Pour 2001, les ressources du fonds de réserve augmenteront de 13,2 milliards de francs : 5,6 milliards de francs de prélèvement de 2 % sur les revenus du patrimoine, 1,4 milliard de francs d'excédent prévisionnel en droits constatés de la CNAVTS, 4,7 milliards de francs des ventes de parts de caisses d'épargne, 1,4 milliard de francs de produits financiers.

Devraient s'y ajouter 18,5 milliards de francs de produit d'une première tranche d'attribution des licences de téléphonie mobile et 115 millions de francs issus de l'attribution de 0,1 point supplémentaire de prélèvement social de 2 % au fonds de réserve.
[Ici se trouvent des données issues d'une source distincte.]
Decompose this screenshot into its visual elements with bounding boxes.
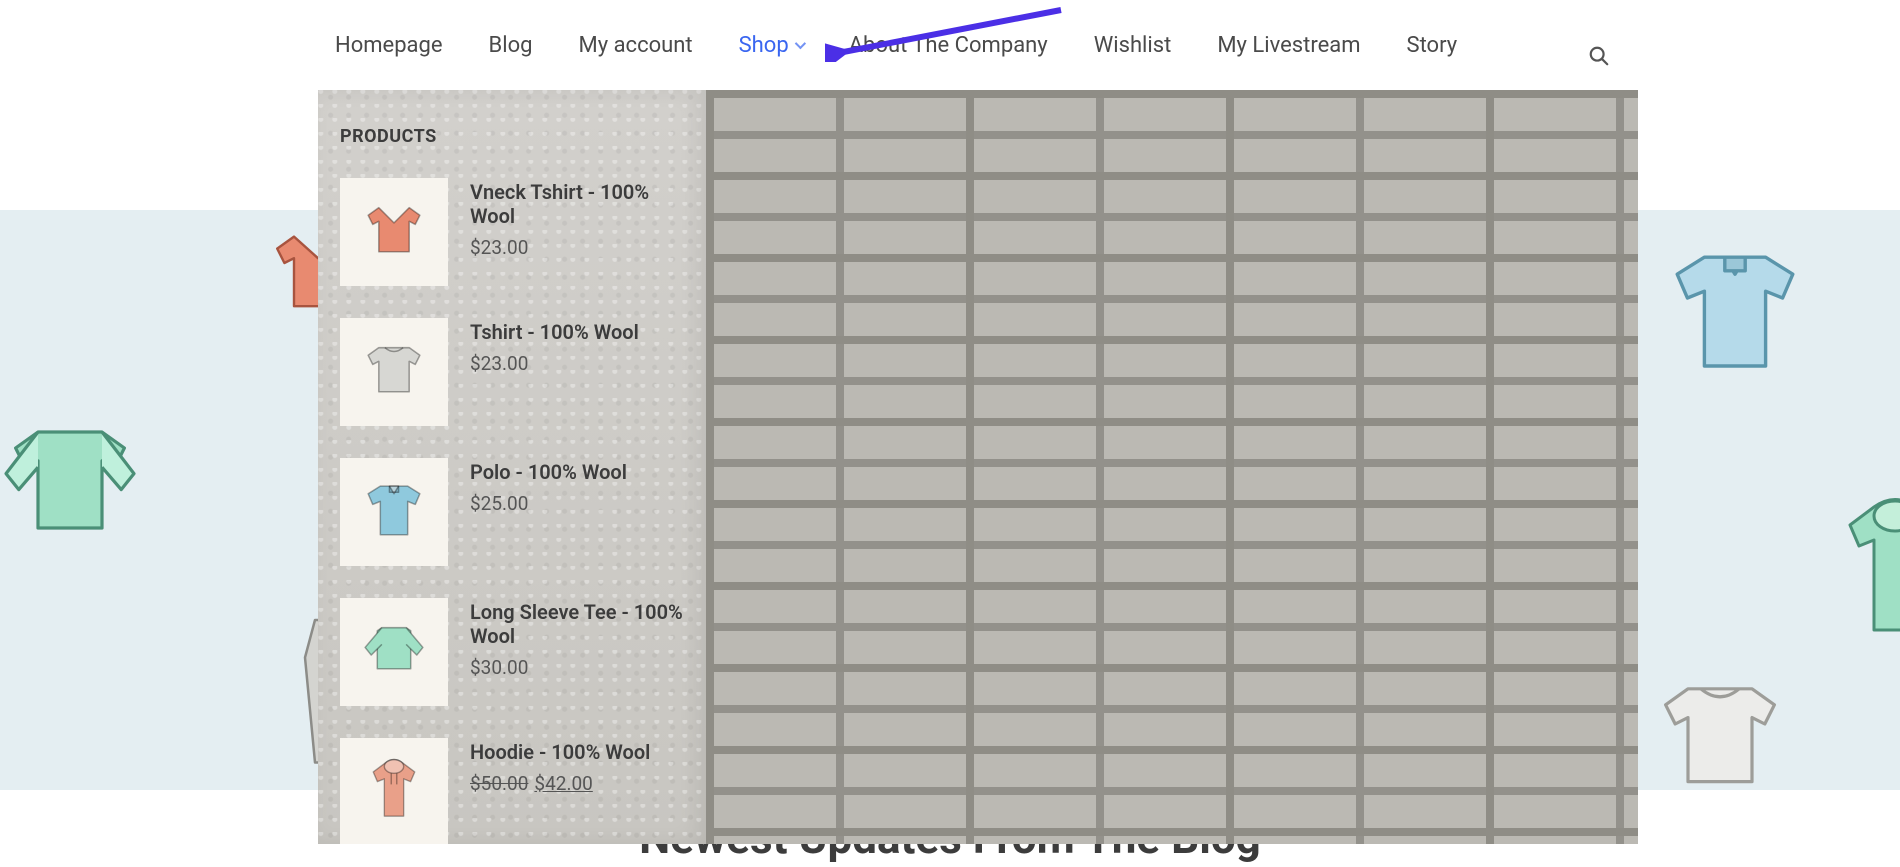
search-icon[interactable] [1588,45,1610,67]
nav-label: Blog [489,33,533,58]
nav-blog[interactable]: Blog [489,33,533,58]
products-list: Vneck Tshirt - 100% Wool$23.00Tshirt - 1… [340,178,684,844]
nav-label: Wishlist [1094,33,1172,58]
megamenu-products-panel: PRODUCTS Vneck Tshirt - 100% Wool$23.00T… [318,90,706,844]
nav-label: Shop [739,33,789,58]
deco-hoodie-right [1820,490,1900,680]
deco-longsleeve-left [0,400,150,560]
nav-label: Story [1407,33,1458,58]
products-heading: PRODUCTS [340,126,437,147]
product-name[interactable]: Tshirt - 100% Wool [470,320,639,344]
product-name[interactable]: Long Sleeve Tee - 100% Wool [470,600,684,648]
product-info: Vneck Tshirt - 100% Wool $23.00 [470,178,684,259]
nav-wishlist[interactable]: Wishlist [1094,33,1172,58]
product-thumb[interactable] [340,318,448,426]
nav-label: My account [579,33,693,58]
product-info: Tshirt - 100% Wool $23.00 [470,318,639,375]
product-thumb[interactable] [340,598,448,706]
product-item: Polo - 100% Wool $25.00 [340,458,684,566]
nav-label: My Livestream [1217,33,1360,58]
product-info: Polo - 100% Wool $25.00 [470,458,627,515]
megamenu-brick-bg [706,90,1638,844]
top-navbar: Homepage Blog My account Shop About The … [0,0,1900,90]
product-price: $50.00 $42.00 [470,772,650,795]
product-info: Long Sleeve Tee - 100% Wool $30.00 [470,598,684,679]
nav-livestream[interactable]: My Livestream [1217,33,1360,58]
deco-polo-right [1650,230,1820,400]
product-name[interactable]: Hoodie - 100% Wool [470,740,650,764]
nav-label: About The Company [849,33,1048,58]
product-price: $25.00 [470,492,627,515]
product-price: $23.00 [470,236,684,259]
nav-label: Homepage [335,33,443,58]
product-thumb[interactable] [340,738,448,844]
shop-megamenu: PRODUCTS Vneck Tshirt - 100% Wool$23.00T… [318,90,1638,844]
product-item: Tshirt - 100% Wool $23.00 [340,318,684,426]
product-thumb[interactable] [340,458,448,566]
product-info: Hoodie - 100% Wool $50.00 $42.00 [470,738,650,795]
product-item: Long Sleeve Tee - 100% Wool $30.00 [340,598,684,706]
chevron-down-icon [794,38,805,49]
product-item: Hoodie - 100% Wool $50.00 $42.00 [340,738,684,844]
primary-nav: Homepage Blog My account Shop About The … [335,0,1457,90]
product-old-price: $50.00 [470,772,528,795]
product-name[interactable]: Vneck Tshirt - 100% Wool [470,180,684,228]
nav-my-account[interactable]: My account [579,33,693,58]
product-thumb[interactable] [340,178,448,286]
nav-about[interactable]: About The Company [849,33,1048,58]
product-item: Vneck Tshirt - 100% Wool $23.00 [340,178,684,286]
nav-homepage[interactable]: Homepage [335,33,443,58]
product-new-price: $42.00 [534,772,592,795]
nav-shop[interactable]: Shop [739,33,803,58]
nav-story[interactable]: Story [1407,33,1458,58]
product-price: $30.00 [470,656,684,679]
product-price: $23.00 [470,352,639,375]
deco-tshirt-bottom-right [1640,660,1800,820]
product-name[interactable]: Polo - 100% Wool [470,460,627,484]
L'article 25 du présent projet de loi de financement de la sécurité sociale prévoit en effet d'ajouter à la liste des ressources du fonds de réserve une partie des produits de la cession de quatre licences de téléphonie mobile de troisième génération, dites licences UMTS, inscrits au budget de l'Etat dans un compte d'affectation spéciale, créé à cet effet par l'article 23 du projet de loi de finances pour 2001. Au total, sur les 130 milliards de francs attendus de la cession, 116 milliards devraient revenir au fonds de réserve, le solde allant au remboursement de la dette de l'Etat 46 ( * ) . Les versements seraient de 18,5 milliards de francs en 2001 et 2002 puis de 4,64 milliards de francs par an jusqu'en 2016.

Votre rapporteur pour avis n'est pas favorable à cette affectation. Il estime d'abord que le fonds de réserve doit être doté de ressources pérennes et non au coup par coup, au gré de cessions, d'occasions. Il lui faut un mode de financement clair et immuable. Il ne doit pas être suspendu au bon vouloir du gouvernement une année, et à son besoin de recettes une autre.
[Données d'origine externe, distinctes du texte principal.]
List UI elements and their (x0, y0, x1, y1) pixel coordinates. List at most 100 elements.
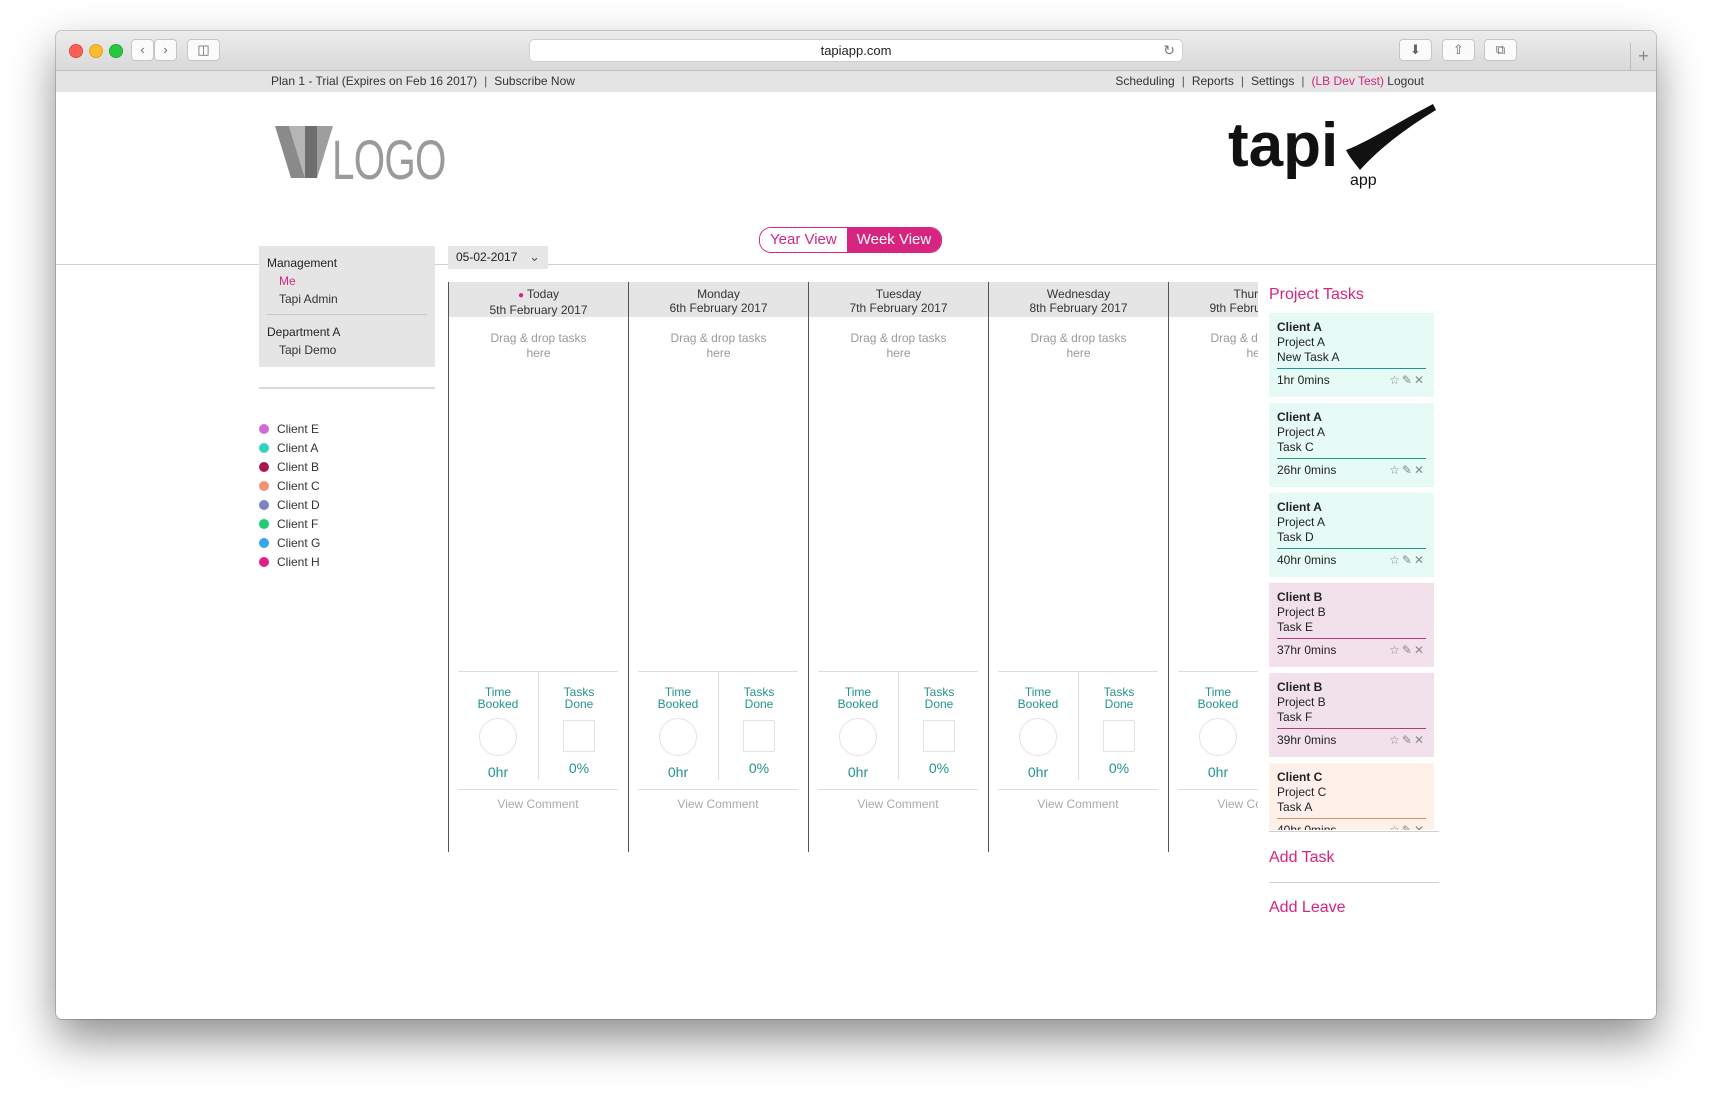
time-booked-value: 0hr (487, 764, 509, 780)
day-name: Wednesday (1046, 287, 1111, 301)
account-bar: Plan 1 - Trial (Expires on Feb 16 2017) |… (56, 71, 1656, 92)
close-icon[interactable]: ✕ (1414, 553, 1426, 567)
edit-icon[interactable]: ✎ (1402, 733, 1414, 747)
tasks-done-stat: Tasks Done 0% (1078, 672, 1159, 780)
back-arrow-icon[interactable]: ‹ (131, 39, 154, 61)
url-text: tapiapp.com (820, 43, 892, 58)
close-icon[interactable]: ✕ (1414, 823, 1426, 830)
client-legend-item[interactable]: Client B (259, 457, 435, 476)
person-me[interactable]: Me (267, 272, 427, 290)
project-task-card[interactable]: Client A Project A Task D 40hr 0mins ☆✎✕ (1269, 493, 1434, 577)
year-view-button[interactable]: Year View (760, 228, 847, 252)
task-name: Task D (1277, 530, 1314, 544)
reload-icon[interactable]: ↻ (1163, 40, 1175, 61)
star-icon[interactable]: ☆ (1389, 373, 1402, 387)
client-color-dot (259, 442, 269, 453)
day-stats: TimeBooked0hrTasksDone0% (1178, 671, 1258, 788)
sidebar-toggle-icon[interactable]: ◫ (187, 39, 220, 61)
star-icon[interactable]: ☆ (1389, 553, 1402, 567)
task-project: Project B (1277, 605, 1326, 619)
add-task-button[interactable]: Add Task (1269, 849, 1335, 867)
edit-icon[interactable]: ✎ (1402, 373, 1414, 387)
day-column[interactable]: ● Today 5th February 2017 Drag & drop tasks… (448, 282, 628, 852)
view-comment-link[interactable]: View Comment (638, 789, 798, 818)
task-client: Client A (1277, 500, 1322, 514)
current-user: (LB Dev Test) (1311, 74, 1384, 88)
new-tab-icon[interactable]: + (1630, 43, 1656, 70)
time-booked-chart (479, 718, 517, 756)
tabs-icon[interactable]: ⧉ (1484, 39, 1517, 61)
client-legend-item[interactable]: Client G (259, 533, 435, 552)
client-legend-item[interactable]: Client F (259, 514, 435, 533)
close-window-button[interactable] (69, 44, 83, 58)
subscribe-link[interactable]: Subscribe Now (494, 74, 575, 88)
share-icon[interactable]: ⇧ (1442, 39, 1475, 61)
week-view-button[interactable]: Week View (846, 228, 942, 252)
client-legend-item[interactable]: Client C (259, 476, 435, 495)
day-column[interactable]: Monday 6th February 2017 Drag & drop tasks… (628, 282, 808, 852)
person-tapi-demo[interactable]: Tapi Demo (267, 341, 427, 359)
time-booked-chart (839, 718, 877, 756)
client-legend-item[interactable]: Client D (259, 495, 435, 514)
download-icon[interactable]: ⬇ (1399, 39, 1432, 61)
star-icon[interactable]: ☆ (1389, 733, 1402, 747)
client-color-dot (259, 480, 269, 491)
close-icon[interactable]: ✕ (1414, 463, 1426, 477)
day-column[interactable]: Tuesday 7th February 2017 Drag & drop task… (808, 282, 988, 852)
day-stats: TimeBooked0hrTasksDone0% (998, 671, 1158, 788)
close-icon[interactable]: ✕ (1414, 373, 1426, 387)
nav-reports[interactable]: Reports (1192, 74, 1234, 88)
time-booked-chart (1199, 718, 1237, 756)
client-name: Client C (277, 478, 320, 493)
add-leave-button[interactable]: Add Leave (1269, 899, 1346, 917)
client-legend-item[interactable]: Client E (259, 419, 435, 438)
star-icon[interactable]: ☆ (1389, 463, 1402, 477)
nav-settings[interactable]: Settings (1251, 74, 1294, 88)
task-meta: 1hr 0mins ☆✎✕ (1277, 368, 1426, 393)
view-comment-link[interactable]: View Comment (818, 789, 978, 818)
edit-icon[interactable]: ✎ (1402, 643, 1414, 657)
time-booked-stat: Time Booked 0hr (1178, 672, 1258, 780)
client-legend-item[interactable]: Client H (259, 552, 435, 571)
project-task-card[interactable]: Client B Project B Task E 37hr 0mins ☆✎✕ (1269, 583, 1434, 667)
tasks-done-stat: Tasks Done 0% (898, 672, 979, 780)
close-icon[interactable]: ✕ (1414, 733, 1426, 747)
edit-icon[interactable]: ✎ (1402, 553, 1414, 567)
star-icon[interactable]: ☆ (1389, 643, 1402, 657)
view-comment-link[interactable]: View Comment (1178, 789, 1258, 818)
date-selector[interactable]: 05-02-2017 ⌄ (448, 246, 548, 269)
logout-link[interactable]: Logout (1387, 74, 1424, 88)
minimize-window-button[interactable] (89, 44, 103, 58)
tasks-done-value: 0% (568, 760, 590, 776)
zoom-window-button[interactable] (109, 44, 123, 58)
panel-divider (1269, 882, 1439, 883)
task-meta: 40hr 0mins ☆✎✕ (1277, 548, 1426, 573)
task-client: Client C (1277, 770, 1323, 784)
person-tapi-admin[interactable]: Tapi Admin (267, 290, 427, 308)
project-tasks-panel: Project Tasks Client A Project A New Task … (1269, 282, 1439, 916)
day-date: 6th February 2017 (669, 301, 768, 315)
project-task-list[interactable]: Client A Project A New Task A 1hr 0mins ☆✎✕ C… (1269, 313, 1434, 830)
day-column[interactable]: Wednesday 8th February 2017 Drag & drop ta… (988, 282, 1168, 852)
group-management: Management (267, 256, 338, 270)
project-task-card[interactable]: Client C Project C Task A 40hr 0mins ☆✎✕ (1269, 763, 1434, 830)
project-task-card[interactable]: Client A Project A New Task A 1hr 0mins ☆✎✕ (1269, 313, 1434, 397)
project-task-card[interactable]: Client B Project B Task F 39hr 0mins ☆✎✕ (1269, 673, 1434, 757)
address-bar[interactable]: tapiapp.com ↻ (529, 39, 1183, 62)
edit-icon[interactable]: ✎ (1402, 823, 1414, 830)
edit-icon[interactable]: ✎ (1402, 463, 1414, 477)
client-legend-item[interactable]: Client A (259, 438, 435, 457)
day-name: Monday (697, 287, 740, 301)
day-column[interactable]: Thursday9th February 2017 Drag & drop tas… (1168, 282, 1258, 852)
star-icon[interactable]: ☆ (1389, 823, 1402, 830)
forward-arrow-icon[interactable]: › (154, 39, 177, 61)
close-icon[interactable]: ✕ (1414, 643, 1426, 657)
drop-zone-placeholder: Drag & drop taskshere (670, 331, 767, 360)
view-comment-link[interactable]: View Comment (458, 789, 618, 818)
day-date: 5th February 2017 (489, 303, 588, 317)
project-task-card[interactable]: Client A Project A Task C 26hr 0mins ☆✎✕ (1269, 403, 1434, 487)
view-comment-link[interactable]: View Comment (998, 789, 1158, 818)
client-color-dot (259, 423, 269, 434)
nav-scheduling[interactable]: Scheduling (1115, 74, 1174, 88)
client-color-dot (259, 537, 269, 548)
Par ailleurs, ces recettes sont rien moins que floues, très liées au budget de l'Etat, dépendantes de la vie économique et de l'avenir du secteur de la téléphonie mobile. Le fonds de réserve n'a pas besoin d'incertitudes.
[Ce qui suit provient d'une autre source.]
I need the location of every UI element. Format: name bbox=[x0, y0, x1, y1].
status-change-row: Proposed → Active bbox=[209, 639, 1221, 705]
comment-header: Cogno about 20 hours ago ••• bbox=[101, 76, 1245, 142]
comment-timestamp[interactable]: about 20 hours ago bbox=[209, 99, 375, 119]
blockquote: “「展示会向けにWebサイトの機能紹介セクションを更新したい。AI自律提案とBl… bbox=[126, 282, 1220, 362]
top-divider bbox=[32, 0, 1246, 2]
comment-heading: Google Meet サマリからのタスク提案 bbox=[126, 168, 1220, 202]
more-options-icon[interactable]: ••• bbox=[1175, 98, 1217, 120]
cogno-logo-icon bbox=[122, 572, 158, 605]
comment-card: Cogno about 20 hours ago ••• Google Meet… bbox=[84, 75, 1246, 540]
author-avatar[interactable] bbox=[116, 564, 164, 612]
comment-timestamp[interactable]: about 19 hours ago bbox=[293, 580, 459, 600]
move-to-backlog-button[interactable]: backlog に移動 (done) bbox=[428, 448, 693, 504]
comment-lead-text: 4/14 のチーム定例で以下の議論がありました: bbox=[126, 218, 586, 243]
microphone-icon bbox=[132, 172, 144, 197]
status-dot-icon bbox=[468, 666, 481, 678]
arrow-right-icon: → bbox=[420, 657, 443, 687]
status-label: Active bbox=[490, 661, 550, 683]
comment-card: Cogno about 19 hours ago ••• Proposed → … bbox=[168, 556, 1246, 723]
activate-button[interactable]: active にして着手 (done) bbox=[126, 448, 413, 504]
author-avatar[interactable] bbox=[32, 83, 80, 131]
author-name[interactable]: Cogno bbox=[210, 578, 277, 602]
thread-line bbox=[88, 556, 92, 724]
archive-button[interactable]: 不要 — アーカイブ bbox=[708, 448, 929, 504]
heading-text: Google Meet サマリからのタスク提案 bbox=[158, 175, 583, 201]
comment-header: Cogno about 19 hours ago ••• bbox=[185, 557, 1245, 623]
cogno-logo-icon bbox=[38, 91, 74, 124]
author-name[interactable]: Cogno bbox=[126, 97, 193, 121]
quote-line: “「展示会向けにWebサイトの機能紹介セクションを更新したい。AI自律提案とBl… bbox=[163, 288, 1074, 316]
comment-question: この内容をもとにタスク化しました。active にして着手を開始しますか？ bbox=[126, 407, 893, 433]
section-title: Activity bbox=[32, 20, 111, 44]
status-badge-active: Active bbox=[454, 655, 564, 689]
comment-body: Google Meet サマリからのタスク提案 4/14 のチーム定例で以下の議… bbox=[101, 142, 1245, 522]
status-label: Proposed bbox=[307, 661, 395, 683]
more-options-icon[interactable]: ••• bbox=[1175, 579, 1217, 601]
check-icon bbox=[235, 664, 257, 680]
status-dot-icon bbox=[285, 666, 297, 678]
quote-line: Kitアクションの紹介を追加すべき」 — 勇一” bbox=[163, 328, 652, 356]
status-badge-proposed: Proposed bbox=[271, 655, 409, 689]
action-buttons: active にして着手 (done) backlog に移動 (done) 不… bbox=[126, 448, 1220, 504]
En conclusion, votre rapporteur pour avis vous proposera de supprimer cette affectation au fonds de réserve, et, en loi de finances, de l'affecter exclusivement au désendettement de l'Etat.

Enfin, l'article 24 du projet de loi de financement de la sécurité sociale modifie les règles de répartition du produit du prélèvement de 2 % sur les revenus du capital en l'affectant uniquement au risque vieillesse. Ainsi, la CNAMTS (pour 900 millions de francs) et la CNAF (pour 1,5 milliard de francs) perdent cette ressource qui sera désormais répartie :

• à 50 % pour le fonds de réserve pour les retraites (au lieu de 49 %) ;

• à 30 % à la CNAVTS ;

• à 20 % à la première partie du FSV (nouvelle ressource de 2,4 milliards de francs).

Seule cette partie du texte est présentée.